Solcu kimlik bilgilerine güvenen Petro, Caracas ile selefi tarafından kopmuş olan diplomatik bağları yeniden açtı ve görünüşe göre Maduro hükümeti nezdinde bir miktar güven kazandı.
Washington Ofisi’nin Latin Amerika güvenlik uzmanı Adam Isacson, “Burada, Washington’da herkesin Venezuela’yı kısa vadede demokrasiye döndürmeye nasıl yardımcı olacağı konusunda fikirleri tükendi,” dedi. “Yardım edecek yaratıcı bir üçüncü taraf için yer var.”
ABD ve Avrupa’nın Venezüella’yı oradaki baskıyı azaltmaya teşvik etmek için bazı yaptırımları gevşetip hafifletmeyeceği veya Batı cezayı kaldırmadan önce demokrasiye geçişin gelip gelmeyeceği hala tartışılıyor.
Petro dengeli bir arabulucu rolünü üstlenebilirse, Kolombiya ile Venezuela arasındaki ticari ilişkileri canlandırarak bölgesel olarak ve yarımkürenin en rahatsız edici krizlerinden birini iyileştirerek uluslararası alanda kazanç elde edebilir.

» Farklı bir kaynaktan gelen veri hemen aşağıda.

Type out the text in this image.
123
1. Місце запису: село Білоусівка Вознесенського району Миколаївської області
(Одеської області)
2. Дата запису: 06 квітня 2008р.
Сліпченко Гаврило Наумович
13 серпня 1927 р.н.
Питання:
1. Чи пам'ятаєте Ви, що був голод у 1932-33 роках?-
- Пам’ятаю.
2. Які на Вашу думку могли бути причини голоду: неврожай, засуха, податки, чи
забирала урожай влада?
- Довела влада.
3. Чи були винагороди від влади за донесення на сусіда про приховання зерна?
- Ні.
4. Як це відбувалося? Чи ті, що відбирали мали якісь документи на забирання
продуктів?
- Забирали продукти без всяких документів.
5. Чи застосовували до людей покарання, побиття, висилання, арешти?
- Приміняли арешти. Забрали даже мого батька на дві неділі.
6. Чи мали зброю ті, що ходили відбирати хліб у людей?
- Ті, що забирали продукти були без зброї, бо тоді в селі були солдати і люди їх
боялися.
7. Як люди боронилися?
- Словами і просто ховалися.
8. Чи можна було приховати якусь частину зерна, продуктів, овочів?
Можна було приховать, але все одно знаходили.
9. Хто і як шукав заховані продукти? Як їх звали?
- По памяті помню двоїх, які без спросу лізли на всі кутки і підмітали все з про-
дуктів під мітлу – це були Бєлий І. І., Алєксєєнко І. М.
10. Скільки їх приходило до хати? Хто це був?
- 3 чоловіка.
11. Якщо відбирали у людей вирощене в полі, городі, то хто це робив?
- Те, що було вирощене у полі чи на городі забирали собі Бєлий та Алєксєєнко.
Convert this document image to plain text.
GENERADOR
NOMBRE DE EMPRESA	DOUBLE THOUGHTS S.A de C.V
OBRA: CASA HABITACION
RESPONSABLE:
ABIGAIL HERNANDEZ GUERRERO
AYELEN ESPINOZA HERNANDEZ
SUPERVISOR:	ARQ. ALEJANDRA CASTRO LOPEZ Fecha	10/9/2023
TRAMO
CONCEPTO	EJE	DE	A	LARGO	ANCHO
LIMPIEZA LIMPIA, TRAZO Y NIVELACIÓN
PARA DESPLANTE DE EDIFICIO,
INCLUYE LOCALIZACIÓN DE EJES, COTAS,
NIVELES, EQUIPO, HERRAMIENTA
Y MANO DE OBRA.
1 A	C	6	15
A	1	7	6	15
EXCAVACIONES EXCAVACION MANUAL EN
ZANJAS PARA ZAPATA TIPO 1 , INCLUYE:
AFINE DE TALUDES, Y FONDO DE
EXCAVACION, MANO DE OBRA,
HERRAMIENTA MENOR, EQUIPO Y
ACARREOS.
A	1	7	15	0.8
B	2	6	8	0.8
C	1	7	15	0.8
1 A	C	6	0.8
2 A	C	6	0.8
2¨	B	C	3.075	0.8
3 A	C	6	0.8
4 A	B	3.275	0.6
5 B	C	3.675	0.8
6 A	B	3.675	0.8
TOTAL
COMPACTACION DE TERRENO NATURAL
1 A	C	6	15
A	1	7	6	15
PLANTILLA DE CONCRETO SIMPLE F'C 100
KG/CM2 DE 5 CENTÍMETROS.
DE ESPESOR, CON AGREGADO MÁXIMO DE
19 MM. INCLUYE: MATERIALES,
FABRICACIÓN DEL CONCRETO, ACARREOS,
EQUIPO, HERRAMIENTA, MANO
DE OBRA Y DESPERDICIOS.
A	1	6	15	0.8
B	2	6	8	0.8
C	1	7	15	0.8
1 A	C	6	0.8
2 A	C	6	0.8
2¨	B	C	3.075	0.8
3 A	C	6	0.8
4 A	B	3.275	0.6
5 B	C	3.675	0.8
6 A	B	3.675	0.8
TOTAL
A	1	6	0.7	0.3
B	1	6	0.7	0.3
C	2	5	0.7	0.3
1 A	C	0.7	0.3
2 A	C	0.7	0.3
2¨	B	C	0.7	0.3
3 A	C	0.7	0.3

Washington merkezli bir düşünce kuruluşu olan Atlantic Council’deki Adrienne Arsht Latin Amerika Merkezi’nin kıdemli direktörü Jason Marczak, “ABD açısından bakıldığında, Kolombiya, Maduro’yu demokrasiyi ilerletmek için önemli bir muhatap olarak konumlandırıyor” dedi. “Kolombiya, Latin Amerika’daki politikamız için bir temel taşıdır.”
Petro ve Biden’ın sağlam bir yakınlaşma bulduğu alanlardan biri de iklim değişikliğiydi. Her ikisi de fosil yakıtlardan uzaklaşıp daha “karbonsuzlaştırılmış” bir dünyaya doğru bir hareketi coşkuyla onayladı.
Petro, “Varlığımızı tehdit eden bir kasırga gibi gelişen fosil yakıt açgözlülüğünden, fosil yakıtlardan uzaklaşmalıyız” dedi.
Biden, “Karbonsuz bir çevreye doğru gerçek bir ilerleme kaydediyoruz” dedi.